A Detective Story: Emphatics in Mehri

Janet Watson, University of Leeds
Alex Bellem

Abstract

Until 1970, Ethio-Semitic was believed to be the only Semitic language sub-family in which the main correlate of "emphasis" is glottalization, a feature said at the time to be due to Cushitic influence. Since the work of T.M. Johnstone, however, it has been argued that glottalization is a South Semitic feature, attested not only in Ethio-Semitic, but also in the Modern South Arabian languages. Two statements in the literature on Modern South Arabian, however, suggested to us that the original evidence needed to be re-investigated: first, some of the "ejectives" are described as at least partially voiced, not a phonetic impossibility, but so far unheard of in the phonological system of any language; and secondly, the degree of glottalization is frequently described as dependent on the phonological environment, although details of the environment in which emphatics are always realized as ejectives are not given.
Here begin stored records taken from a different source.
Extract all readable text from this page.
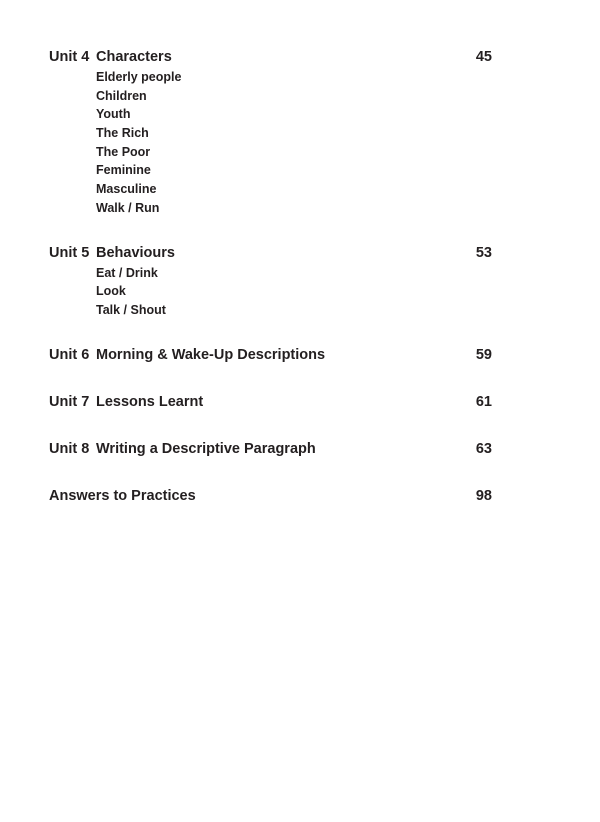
Unit 4 Characters	45
Elderly people
Children
Youth
The Rich
The Poor
Feminine
Masculine
Walk / Run
Unit 5 Behaviours	53
Eat / Drink
Look
Talk / Shout
Unit 6 Morning & Wake-Up Descriptions	59
Unit 7 Lessons Learnt	61
Unit 8 Writing a Descriptive Paragraph	63
Answers to Practices	98
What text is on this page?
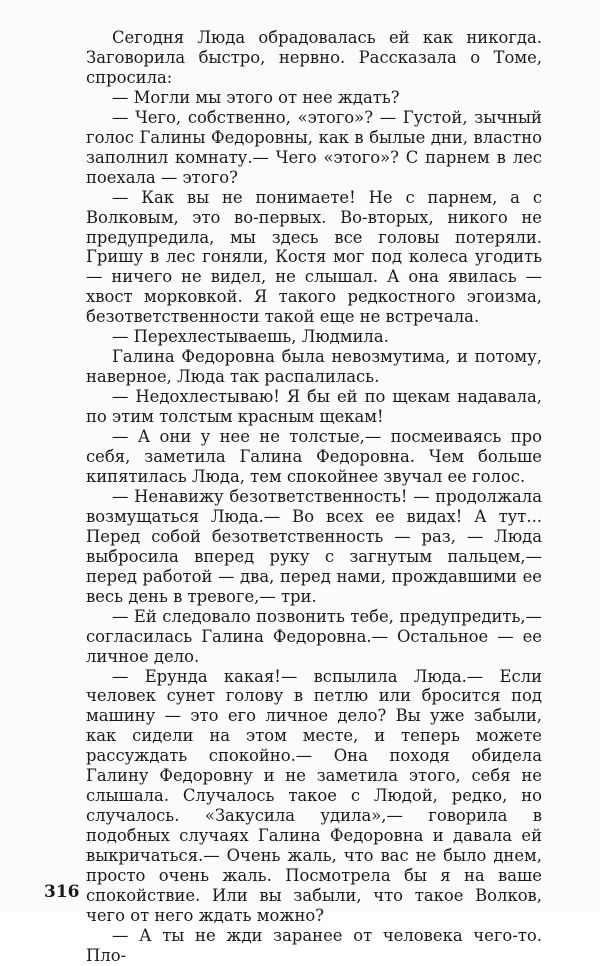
Сегодня Люда обрадовалась ей как никогда. Заговорила быстро, нервно. Рассказала о Томе, спросила:

— Могли мы этого от нее ждать?

— Чего, собственно, «этого»? — Густой, зычный голос Галины Федоровны, как в былые дни, властно заполнил комнату.— Чего «этого»? С парнем в лес поехала — этого?

— Как вы не понимаете! Не с парнем, а с Волковым, это во-первых. Во-вторых, никого не предупредила, мы здесь все головы потеряли. Гришу в лес гоняли, Костя мог под колеса угодить — ничего не видел, не слышал. А она явилась — хвост морковкой. Я такого редкостного эгоизма, безответственности такой еще не встречала.

— Перехлестываешь, Людмила.

Галина Федоровна была невозмутима, и потому, наверное, Люда так распалилась.

— Недохлестываю! Я бы ей по щекам надавала, по этим толстым красным щекам!

— А они у нее не толстые,— посмеиваясь про себя, заметила Галина Федоровна. Чем больше кипятилась Люда, тем спокойнее звучал ее голос.

— Ненавижу безответственность! — продолжала возмущаться Люда.— Во всех ее видах! А тут... Перед собой безответственность — раз, — Люда выбросила вперед руку с загнутым пальцем,— перед работой — два, перед нами, прождавшими ее весь день в тревоге,— три.

— Ей следовало позвонить тебе, предупредить,— согласилась Галина Федоровна.— Остальное — ее личное дело.

— Ерунда какая!— вспылила Люда.— Если человек сунет голову в петлю или бросится под машину — это его личное дело? Вы уже забыли, как сидели на этом месте, и теперь можете рассуждать спокойно.— Она походя обидела Галину Федоровну и не заметила этого, себя не слышала. Случалось такое с Людой, редко, но случалось. «Закусила удила»,— говорила в подобных случаях Галина Федоровна и давала ей выкричаться.— Очень жаль, что вас не было днем, просто очень жаль. Посмотрела бы я на ваше спокойствие. Или вы забыли, что такое Волков, чего от него ждать можно?

— А ты не жди заранее от человека чего-то. Пло-

316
In this paper, we consider acoustic data from Mahriyōt (a Mehri dialect spoken in the easternmost province of Yemen), we examine descriptions of emphatics in other dialects of Mehri and other Modern South Arabian languages, we look at phonological environments in which emphatics are realized as ejectives and those in which they are not, and we conclude that the file on emphasis in these languages needs to be re-opened to fresh judgement.